NOGALES: Nogales police were busy searching for some bold drug smugglers Monday night, after reports came in of four men hauling drugs over the border fence.
Police said cases like this are an everyday business for the department, which is located along the nation’s busiest drug corridor.
They receive reports of drug smuggling spotted by citizens or other agencies patrolling the border every single day.
Just in the last few days, Nogales Police Detective Robert Fierros said they have busted four men for smuggling drugs through the border fence into the U.S.
Some of them have been caught near the fence, others as they were getting ready to load up the bundles of marijuana into cars parked on nearby streets.
On historic Crawford Street in Nogales, however, life-long residents said life has been good.
It is a community where no neighbor is a stranger, and many sleep with doors and windows unlocked, despite the reports of international drug smugglers right outside their door step.
“I’ve never felt safer here and I’ve never felt threatened,” said David Lundstrom, a life-long resident who lives in the historic neighborhood.
Outside the gated walls of his home, Nogales police and federal border patrol agents work around the clock, busting international drug smugglers every single day.
“We are primarily in a well-known corridor for human and drug smuggling here in town,” said Detective Fierros, a spokesman for the Nogales Police Department.
He added that most of the drug smuggling activity takes place in the dark of the night, where smugglers and packages disappear into the dark.
A hot zone is along West International street, along the U.S./Mexico border.
Police said the drug smugglers are bold and creative.
They can tell how the drugs were smuggled by looking at the packages.
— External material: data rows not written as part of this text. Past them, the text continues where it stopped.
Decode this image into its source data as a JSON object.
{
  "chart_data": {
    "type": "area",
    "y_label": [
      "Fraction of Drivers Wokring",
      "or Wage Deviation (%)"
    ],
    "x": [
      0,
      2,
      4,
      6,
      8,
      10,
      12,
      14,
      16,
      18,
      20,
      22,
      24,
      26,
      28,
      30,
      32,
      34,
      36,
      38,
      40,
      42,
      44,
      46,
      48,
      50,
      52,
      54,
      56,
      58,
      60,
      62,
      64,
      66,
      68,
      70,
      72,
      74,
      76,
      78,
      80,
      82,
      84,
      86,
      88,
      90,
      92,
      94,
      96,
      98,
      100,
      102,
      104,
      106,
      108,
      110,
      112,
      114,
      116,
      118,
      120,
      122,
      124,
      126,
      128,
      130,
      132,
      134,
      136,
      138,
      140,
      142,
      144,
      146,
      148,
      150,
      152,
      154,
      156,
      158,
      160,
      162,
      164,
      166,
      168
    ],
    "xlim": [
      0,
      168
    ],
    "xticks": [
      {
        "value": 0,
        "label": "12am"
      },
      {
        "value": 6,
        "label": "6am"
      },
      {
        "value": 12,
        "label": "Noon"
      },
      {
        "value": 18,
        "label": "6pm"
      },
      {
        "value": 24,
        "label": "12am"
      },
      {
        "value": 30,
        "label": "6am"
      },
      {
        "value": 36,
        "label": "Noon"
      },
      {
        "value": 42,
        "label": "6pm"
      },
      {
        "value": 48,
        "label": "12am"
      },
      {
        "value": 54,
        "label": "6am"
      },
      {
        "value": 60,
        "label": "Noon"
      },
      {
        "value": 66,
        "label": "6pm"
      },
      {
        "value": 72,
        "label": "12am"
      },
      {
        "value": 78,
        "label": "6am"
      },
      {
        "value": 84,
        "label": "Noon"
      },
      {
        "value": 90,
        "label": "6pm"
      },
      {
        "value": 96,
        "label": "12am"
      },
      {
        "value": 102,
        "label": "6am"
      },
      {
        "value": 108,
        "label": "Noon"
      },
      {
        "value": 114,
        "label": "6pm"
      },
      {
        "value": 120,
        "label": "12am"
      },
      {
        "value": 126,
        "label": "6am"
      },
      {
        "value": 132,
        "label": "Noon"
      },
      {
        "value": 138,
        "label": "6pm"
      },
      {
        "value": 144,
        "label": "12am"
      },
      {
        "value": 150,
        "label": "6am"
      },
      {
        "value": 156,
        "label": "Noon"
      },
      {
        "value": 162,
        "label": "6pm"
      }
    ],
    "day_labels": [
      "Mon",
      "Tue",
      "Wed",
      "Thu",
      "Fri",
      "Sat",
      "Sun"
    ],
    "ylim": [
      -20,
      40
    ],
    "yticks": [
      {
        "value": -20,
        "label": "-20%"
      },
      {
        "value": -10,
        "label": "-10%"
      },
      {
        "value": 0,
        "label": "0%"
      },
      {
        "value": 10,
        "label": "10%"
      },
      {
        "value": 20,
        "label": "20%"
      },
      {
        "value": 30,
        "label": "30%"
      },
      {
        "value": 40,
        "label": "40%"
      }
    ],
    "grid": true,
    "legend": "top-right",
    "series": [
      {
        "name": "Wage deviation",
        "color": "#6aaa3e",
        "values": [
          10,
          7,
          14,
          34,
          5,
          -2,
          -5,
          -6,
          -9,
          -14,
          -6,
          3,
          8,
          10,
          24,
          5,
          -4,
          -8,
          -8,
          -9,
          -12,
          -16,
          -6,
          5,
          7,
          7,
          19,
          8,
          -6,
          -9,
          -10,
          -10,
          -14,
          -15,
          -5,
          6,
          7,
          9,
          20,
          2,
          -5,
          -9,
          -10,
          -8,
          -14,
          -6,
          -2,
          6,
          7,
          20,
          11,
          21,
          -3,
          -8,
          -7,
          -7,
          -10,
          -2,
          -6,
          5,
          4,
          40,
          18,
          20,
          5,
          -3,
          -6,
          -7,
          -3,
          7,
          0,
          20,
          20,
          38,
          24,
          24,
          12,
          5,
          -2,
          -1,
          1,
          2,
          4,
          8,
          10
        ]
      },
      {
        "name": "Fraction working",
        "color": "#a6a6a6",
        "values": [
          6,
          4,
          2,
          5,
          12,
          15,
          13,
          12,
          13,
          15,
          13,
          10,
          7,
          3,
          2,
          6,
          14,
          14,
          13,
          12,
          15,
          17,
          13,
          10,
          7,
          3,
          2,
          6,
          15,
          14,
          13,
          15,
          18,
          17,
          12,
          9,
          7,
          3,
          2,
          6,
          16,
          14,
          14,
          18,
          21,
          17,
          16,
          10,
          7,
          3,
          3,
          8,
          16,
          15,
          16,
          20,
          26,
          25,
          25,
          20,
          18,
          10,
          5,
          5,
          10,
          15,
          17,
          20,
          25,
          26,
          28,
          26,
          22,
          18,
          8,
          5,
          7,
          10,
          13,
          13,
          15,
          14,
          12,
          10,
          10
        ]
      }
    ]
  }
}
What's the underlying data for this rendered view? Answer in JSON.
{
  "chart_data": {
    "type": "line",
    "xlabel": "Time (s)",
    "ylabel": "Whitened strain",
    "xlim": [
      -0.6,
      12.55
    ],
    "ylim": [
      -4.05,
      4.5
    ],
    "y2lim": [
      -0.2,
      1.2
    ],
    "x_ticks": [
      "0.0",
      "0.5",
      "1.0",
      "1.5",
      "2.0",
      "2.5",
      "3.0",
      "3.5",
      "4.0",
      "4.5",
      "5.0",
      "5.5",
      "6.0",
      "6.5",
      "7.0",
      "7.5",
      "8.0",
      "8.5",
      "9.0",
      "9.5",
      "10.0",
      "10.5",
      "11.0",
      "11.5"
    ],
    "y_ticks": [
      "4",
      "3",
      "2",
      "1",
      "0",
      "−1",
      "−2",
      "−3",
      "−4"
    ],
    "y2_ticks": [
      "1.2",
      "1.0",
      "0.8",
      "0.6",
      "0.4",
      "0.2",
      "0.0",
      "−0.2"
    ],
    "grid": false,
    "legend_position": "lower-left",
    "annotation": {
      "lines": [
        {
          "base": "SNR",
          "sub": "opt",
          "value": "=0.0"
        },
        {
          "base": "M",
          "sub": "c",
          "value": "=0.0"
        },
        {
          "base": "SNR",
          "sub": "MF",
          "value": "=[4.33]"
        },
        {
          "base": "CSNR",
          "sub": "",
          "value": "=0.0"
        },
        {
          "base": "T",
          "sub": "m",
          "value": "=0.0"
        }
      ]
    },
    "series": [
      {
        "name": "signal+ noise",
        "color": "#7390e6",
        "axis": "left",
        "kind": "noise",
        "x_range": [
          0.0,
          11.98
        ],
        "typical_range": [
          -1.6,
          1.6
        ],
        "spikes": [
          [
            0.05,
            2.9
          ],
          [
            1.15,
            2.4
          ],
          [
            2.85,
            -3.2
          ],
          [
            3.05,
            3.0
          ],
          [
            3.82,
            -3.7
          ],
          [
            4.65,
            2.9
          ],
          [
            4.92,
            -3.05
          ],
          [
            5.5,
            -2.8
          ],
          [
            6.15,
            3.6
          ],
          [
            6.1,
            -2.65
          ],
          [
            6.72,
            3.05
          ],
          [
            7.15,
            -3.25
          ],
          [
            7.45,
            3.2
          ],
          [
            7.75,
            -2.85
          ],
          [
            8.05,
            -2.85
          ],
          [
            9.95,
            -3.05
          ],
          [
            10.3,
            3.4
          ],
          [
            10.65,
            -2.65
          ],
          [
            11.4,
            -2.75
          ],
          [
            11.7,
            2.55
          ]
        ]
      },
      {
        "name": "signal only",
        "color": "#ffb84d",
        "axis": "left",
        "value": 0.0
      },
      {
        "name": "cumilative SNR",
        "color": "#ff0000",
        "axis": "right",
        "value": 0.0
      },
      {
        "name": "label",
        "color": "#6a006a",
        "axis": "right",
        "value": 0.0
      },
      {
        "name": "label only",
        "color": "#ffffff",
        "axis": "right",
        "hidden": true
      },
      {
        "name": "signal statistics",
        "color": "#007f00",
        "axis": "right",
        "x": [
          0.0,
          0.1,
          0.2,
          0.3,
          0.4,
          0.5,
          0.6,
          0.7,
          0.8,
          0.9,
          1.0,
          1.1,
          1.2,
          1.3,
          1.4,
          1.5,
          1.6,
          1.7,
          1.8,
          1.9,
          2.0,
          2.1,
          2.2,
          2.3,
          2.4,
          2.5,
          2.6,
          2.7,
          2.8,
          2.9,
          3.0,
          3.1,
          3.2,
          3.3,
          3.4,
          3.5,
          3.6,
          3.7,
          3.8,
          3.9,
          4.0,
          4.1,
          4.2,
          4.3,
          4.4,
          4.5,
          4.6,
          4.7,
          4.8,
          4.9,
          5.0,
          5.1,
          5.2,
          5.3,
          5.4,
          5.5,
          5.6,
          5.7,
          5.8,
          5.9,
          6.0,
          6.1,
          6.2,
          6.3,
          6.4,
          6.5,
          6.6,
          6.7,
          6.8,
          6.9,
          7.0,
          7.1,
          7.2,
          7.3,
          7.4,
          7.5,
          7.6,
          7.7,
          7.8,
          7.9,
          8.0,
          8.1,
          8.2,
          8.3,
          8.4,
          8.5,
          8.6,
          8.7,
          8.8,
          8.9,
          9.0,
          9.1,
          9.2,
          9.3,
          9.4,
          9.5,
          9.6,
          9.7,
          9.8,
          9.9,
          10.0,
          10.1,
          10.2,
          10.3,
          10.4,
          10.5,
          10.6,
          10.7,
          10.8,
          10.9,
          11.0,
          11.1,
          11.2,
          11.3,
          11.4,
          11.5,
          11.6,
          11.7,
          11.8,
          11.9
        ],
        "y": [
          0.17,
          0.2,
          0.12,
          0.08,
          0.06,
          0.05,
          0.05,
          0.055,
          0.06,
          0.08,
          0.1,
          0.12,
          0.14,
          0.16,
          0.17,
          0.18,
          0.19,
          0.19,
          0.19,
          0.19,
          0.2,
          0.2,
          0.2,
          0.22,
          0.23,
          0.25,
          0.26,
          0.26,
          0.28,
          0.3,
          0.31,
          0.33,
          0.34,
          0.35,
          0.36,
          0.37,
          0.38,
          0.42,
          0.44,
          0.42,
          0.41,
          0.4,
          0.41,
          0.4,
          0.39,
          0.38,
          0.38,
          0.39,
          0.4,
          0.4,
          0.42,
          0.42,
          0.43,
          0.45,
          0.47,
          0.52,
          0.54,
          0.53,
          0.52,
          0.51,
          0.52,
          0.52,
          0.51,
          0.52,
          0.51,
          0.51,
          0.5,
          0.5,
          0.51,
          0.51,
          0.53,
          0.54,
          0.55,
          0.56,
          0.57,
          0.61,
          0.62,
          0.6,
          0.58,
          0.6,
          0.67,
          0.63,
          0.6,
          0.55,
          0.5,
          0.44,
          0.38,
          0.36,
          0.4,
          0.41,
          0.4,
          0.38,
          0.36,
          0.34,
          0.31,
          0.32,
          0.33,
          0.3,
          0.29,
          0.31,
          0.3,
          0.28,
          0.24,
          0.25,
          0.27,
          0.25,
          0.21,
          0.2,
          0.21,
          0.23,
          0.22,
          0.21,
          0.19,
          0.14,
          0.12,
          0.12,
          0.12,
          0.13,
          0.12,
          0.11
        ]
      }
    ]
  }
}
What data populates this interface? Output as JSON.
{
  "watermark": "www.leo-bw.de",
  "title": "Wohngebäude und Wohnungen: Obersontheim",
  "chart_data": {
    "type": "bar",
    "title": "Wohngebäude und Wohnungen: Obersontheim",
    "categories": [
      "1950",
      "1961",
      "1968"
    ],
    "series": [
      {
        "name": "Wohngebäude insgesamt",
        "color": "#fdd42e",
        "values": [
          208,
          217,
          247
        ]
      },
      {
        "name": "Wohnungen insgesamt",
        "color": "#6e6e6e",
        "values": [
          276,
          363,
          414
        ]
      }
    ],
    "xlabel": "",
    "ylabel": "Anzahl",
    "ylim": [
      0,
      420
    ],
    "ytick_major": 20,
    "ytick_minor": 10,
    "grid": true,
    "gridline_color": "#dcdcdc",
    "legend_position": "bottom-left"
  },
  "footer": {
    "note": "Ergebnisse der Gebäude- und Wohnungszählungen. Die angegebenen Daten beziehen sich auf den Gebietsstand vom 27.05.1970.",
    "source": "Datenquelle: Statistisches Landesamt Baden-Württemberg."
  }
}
Thin packages are usually slipped through the bars of the border fence.
Round packages shaped like balls are usually thrown or catapulted over the top of the fence.
Those that come with homemade straps or harnesses are usually strapped on a smuggler’s back, while he scales the fence.
Some videos showed smugglers building ramps and send pick-up trucks over and across the border on them. Many of the drugs would be left at drop-off points where someone on the U.S. side would know where to find them, and get them ready for transport.
“Just recently a home here on this street, a homeowner got to his home and found some abandoned marijuana packages in his driveway, someone had left them there just ready to be picked up I guess,” Fierros said.